The Phony Campaign

2011-04-17 Update

[phony baloney]

We say so long to Haley Barbour this week; he's dropped below our arbitrary 4%-seriously-phony-candidate threshold at Intrade, due primarily to the inexplicable rise of Donald Trump in the eyes of the traders. Somewhat more explicably, Trump also moved above Mitch Daniels in our phony standings:

Query String Hit Count Change Since
2011-04-10
"Barack Obama" phony 4,370,000 -110,000
"Sarah Palin" phony 2,950,000 -80,000
"Mike Huckabee" phony 2,040,000 +20,000
"Michele Bachmann" phony 1,300,000 -20,000
"Mitt Romney" phony 691,000 +44,000
"Tim Pawlenty" phony 671,000 +45,000
"Donald Trump" phony 469,000 +52,000
"Mitch Daniels" phony 465,000 -11,000
"Jon Huntsman" phony 174,000 0

The news behind the phony numbers this week:

  • The commanding leader is our President Obama, and he continues to demonstrate how he's going to be a tough guy to beat, phonywise. It seems 'twas earlier this month he was decrying petty partisan bickering. Oh, wait, it was.

    But on Wednesday—gee—he gave a budget speech that even usually-tame news crew at the Washington Post noted as, well, partisan bickering. At Commentary, Peter Wehner has a theory:

    Representative Paul Ryan, chairman of the House budget committee, has (rightly) criticized the president for “punting” when it comes to entitlement reform and dealing with the deficit and debt. My guess is that the notoriously thin-skinned Obama was enraged by this. To be accused of being timid, passive, a mere bystander cuts very deep; for Ryan to get credit for political courage and intellectual seriousness (even from his critics) made things even worse. Obama viewed the speech as payback.

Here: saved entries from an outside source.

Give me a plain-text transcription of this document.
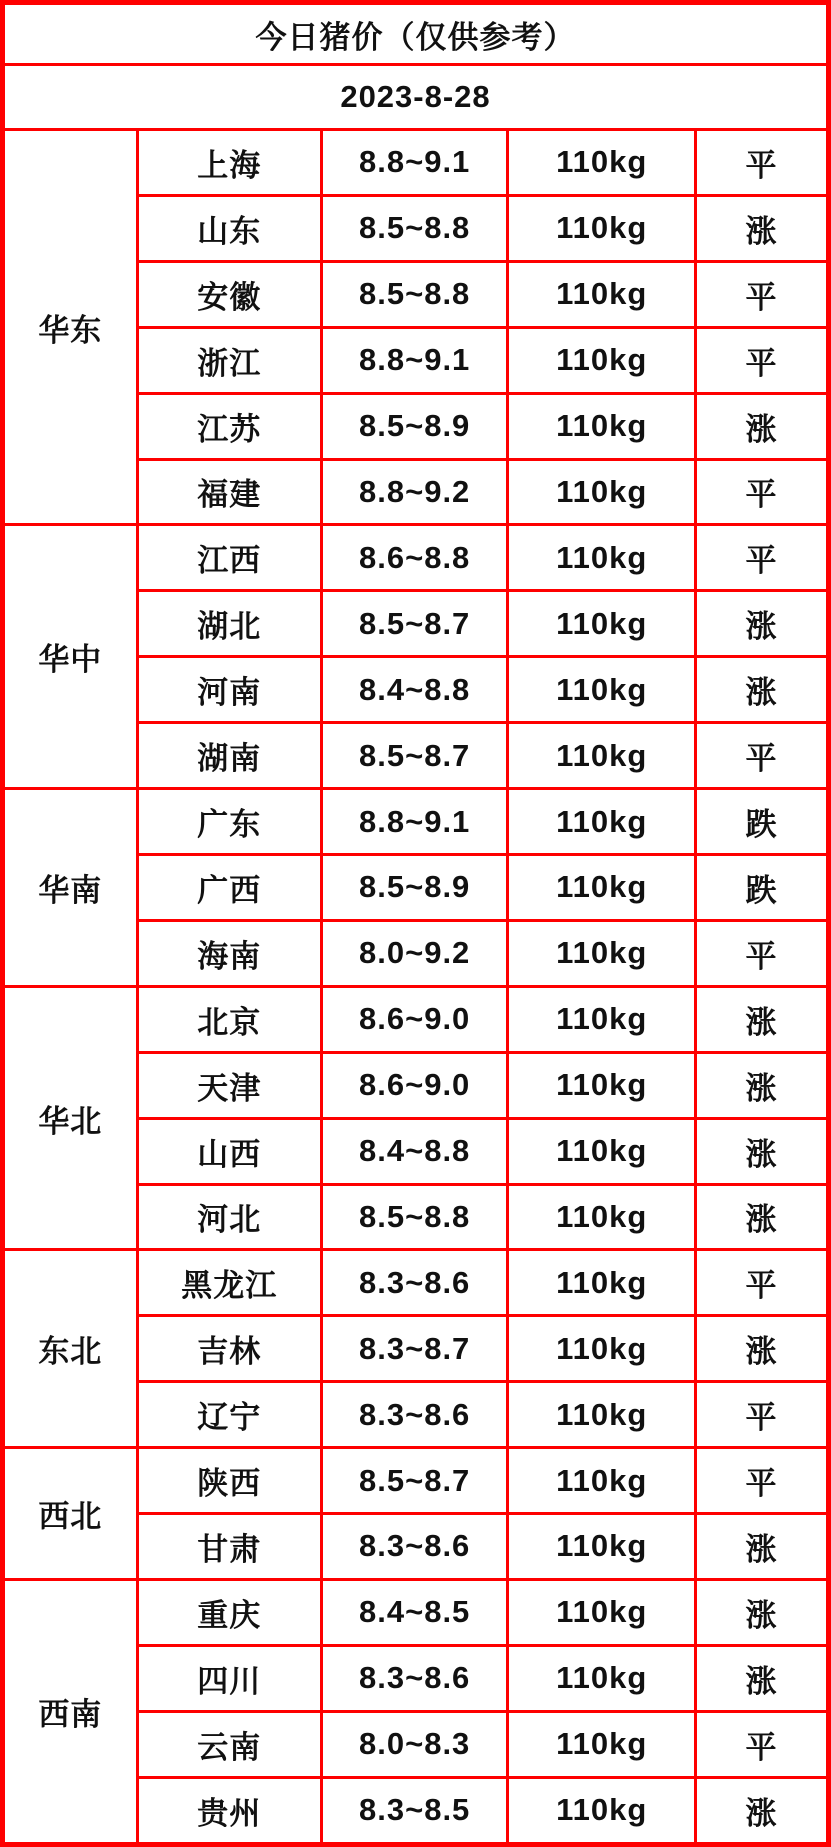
今日猪价（仅供参考）				
2023-8-28				
华东	上海	8.8~9.1	110kg	平
	山东	8.5~8.8	110kg	涨
	安徽	8.5~8.8	110kg	平
	浙江	8.8~9.1	110kg	平
	江苏	8.5~8.9	110kg	涨
	福建	8.8~9.2	110kg	平
华中	江西	8.6~8.8	110kg	平
	湖北	8.5~8.7	110kg	涨
	河南	8.4~8.8	110kg	涨
	湖南	8.5~8.7	110kg	平
华南	广东	8.8~9.1	110kg	跌
	广西	8.5~8.9	110kg	跌
	海南	8.0~9.2	110kg	平
华北	北京	8.6~9.0	110kg	涨
	天津	8.6~9.0	110kg	涨
	山西	8.4~8.8	110kg	涨
	河北	8.5~8.8	110kg	涨
东北	黑龙江	8.3~8.6	110kg	平
	吉林	8.3~8.7	110kg	涨
	辽宁	8.3~8.6	110kg	平
西北	陕西	8.5~8.7	110kg	平
	甘肃	8.3~8.6	110kg	涨
西南	重庆	8.4~8.5	110kg	涨
	四川	8.3~8.6	110kg	涨
	云南	8.0~8.3	110kg	平
	贵州	8.3~8.5	110kg	涨
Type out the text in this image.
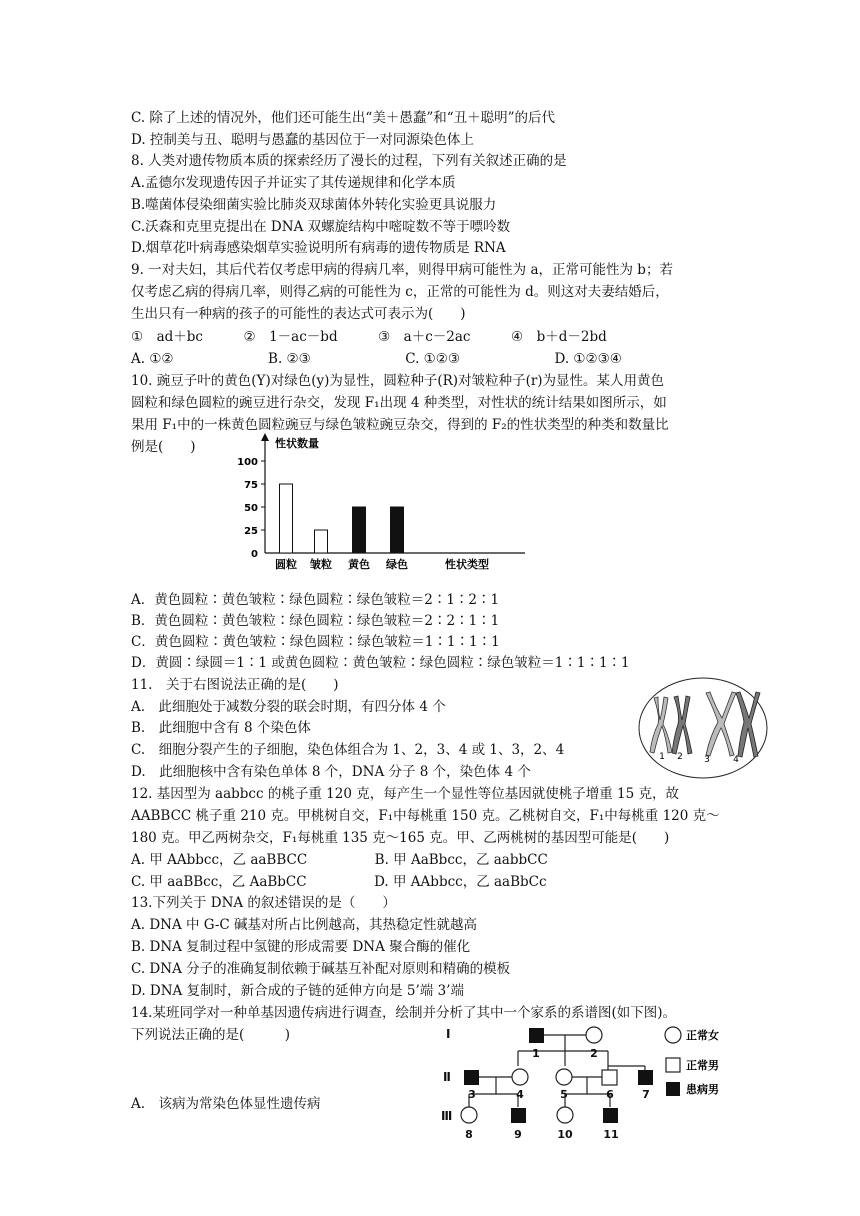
C. 除了上述的情况外，他们还可能生出“美＋愚蠢”和“丑＋聪明”的后代
D. 控制美与丑、聪明与愚蠢的基因位于一对同源染色体上
8. 人类对遗传物质本质的探索经历了漫长的过程，下列有关叙述正确的是
A.孟德尔发现遗传因子并证实了其传递规律和化学本质
B.噬菌体侵染细菌实验比肺炎双球菌体外转化实验更具说服力
C.沃森和克里克提出在 DNA 双螺旋结构中嘧啶数不等于嘌呤数
D.烟草花叶病毒感染烟草实验说明所有病毒的遗传物质是 RNA
9. 一对夫妇，其后代若仅考虑甲病的得病几率，则得甲病可能性为 a，正常可能性为 b；若
仅考虑乙病的得病几率，则得乙病的可能性为 c，正常的可能性为 d。则这对夫妻结婚后，
生出只有一种病的孩子的可能性的表达式可表示为(　　)
①　ad＋bc　　　②　1－ac－bd　　　③　a＋c－2ac　　　④　b＋d－2bd
A. ①②　　　　　　　B. ②③　　　　　　　C. ①②③　　　　　　　D. ①②③④
10. 豌豆子叶的黄色(Y)对绿色(y)为显性，圆粒种子(R)对皱粒种子(r)为显性。某人用黄色
圆粒和绿色圆粒的豌豆进行杂交，发现 F₁出现 4 种类型，对性状的统计结果如图所示，如
果用 F₁中的一株黄色圆粒豌豆与绿色皱粒豌豆杂交，得到的 F₂的性状类型的种类和数量比
例是(　　)	性状数量
性状类型
0
25
50
75
100
圆粒 皱粒 黄色 绿色
A．黄色圆粒∶黄色皱粒∶绿色圆粒∶绿色皱粒＝2∶1∶2∶1
B．黄色圆粒∶黄色皱粒∶绿色圆粒∶绿色皱粒＝2∶2∶1∶1
C．黄色圆粒∶黄色皱粒∶绿色圆粒∶绿色皱粒＝1∶1∶1∶1
D．黄圆∶绿圆＝1∶1 或黄色圆粒∶黄色皱粒∶绿色圆粒∶绿色皱粒＝1∶1∶1∶1
11.　关于右图说法正确的是(　　)
A.　此细胞处于减数分裂的联会时期，有四分体 4 个
B.　此细胞中含有 8 个染色体
C.　细胞分裂产生的子细胞，染色体组合为 1、2，3、4 或 1、3，2、4
D.　此细胞核中含有染色单体 8 个，DNA 分子 8 个，染色体 4 个
12. 基因型为 aabbcc 的桃子重 120 克，每产生一个显性等位基因就使桃子增重 15 克，故
AABBCC 桃子重 210 克。甲桃树自交，F₁中每桃重 150 克。乙桃树自交，F₁中每桃重 120 克～
180 克。甲乙两树杂交，F₁每桃重 135 克～165 克。甲、乙两桃树的基因型可能是(　　)
A. 甲 AAbbcc，乙 aaBBCC　　　　　B. 甲 AaBbcc，乙 aabbCC
C. 甲 aaBBcc，乙 AaBbCC　　　　　D. 甲 AAbbcc，乙 aaBbCc
13.下列关于 DNA 的叙述错误的是（　　）
A. DNA 中 G-C 碱基对所占比例越高，其热稳定性就越高
B. DNA 复制过程中氢键的形成需要 DNA 聚合酶的催化
C. DNA 分子的准确复制依赖于碱基互补配对原则和精确的模板
D. DNA 复制时，新合成的子链的延伸方向是 5’端 3’端
14.某班同学对一种单基因遗传病进行调查，绘制并分析了其中一个家系的系谱图(如下图)。
下列说法正确的是(　　　)
A.　该病为常染色体显性遗传病
1 2 3	4
Ⅰ
Ⅱ
Ⅲ
1	2
3	4	5	6	7
8	9	10	11
正常女
正常男
患病男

    The problem for Obama is that he revealed himself to be an unusually petty and partisan figure, particularly in comparison to Ryan. And the narrative of Obama’s being a weak leader is taking hold. What the president doesn’t seem to comprehend is that petulance is not the same thing as leadership. I can’t imagine that many people were impressed by Obama’s churlish attacks.

    I'd like to propose an alternate theory: the President's an unusually large phony.

  • You can't get much phonier than this:

    EARNEST QUESTIONER: When Congress offers you a bill do you promise not to use Presidential signings to get your way?

    THEN-CANDIDATE OBAMA:Yes.

    But that was then (nearly two whole years ago!) and this is now:

    In a statement issued Friday night, President Obama took issue with some provisions in the budget bill – and in one case simply says he will not abide by it.

    Amusingly, the lapdog Obameter can't bring itself to rate this promise as "broken". Instead they deem Obama's position a "compromise."

    Really? Obama's "compromising" with … who, exactly? His past self? An extra phony shout-out to the Obameter this week.

  • And we would be remiss if we omitted embedding this Cato video, demonstrating the "real spending cuts" touted by both President Obama and allegedly-GOP Speaker Boehner are, well guess what?

    Some (otherwise) reasonable people claim that this is unfair. For example, Quin Hillyer at the American Spectator blog. But it's tough to argue with reality: Your Federal Government is on track to spend $3.658 trillion in FY2011, as opposed to $3.566 trillion in FY2010. "It could have been worse" doesn't cut it with me.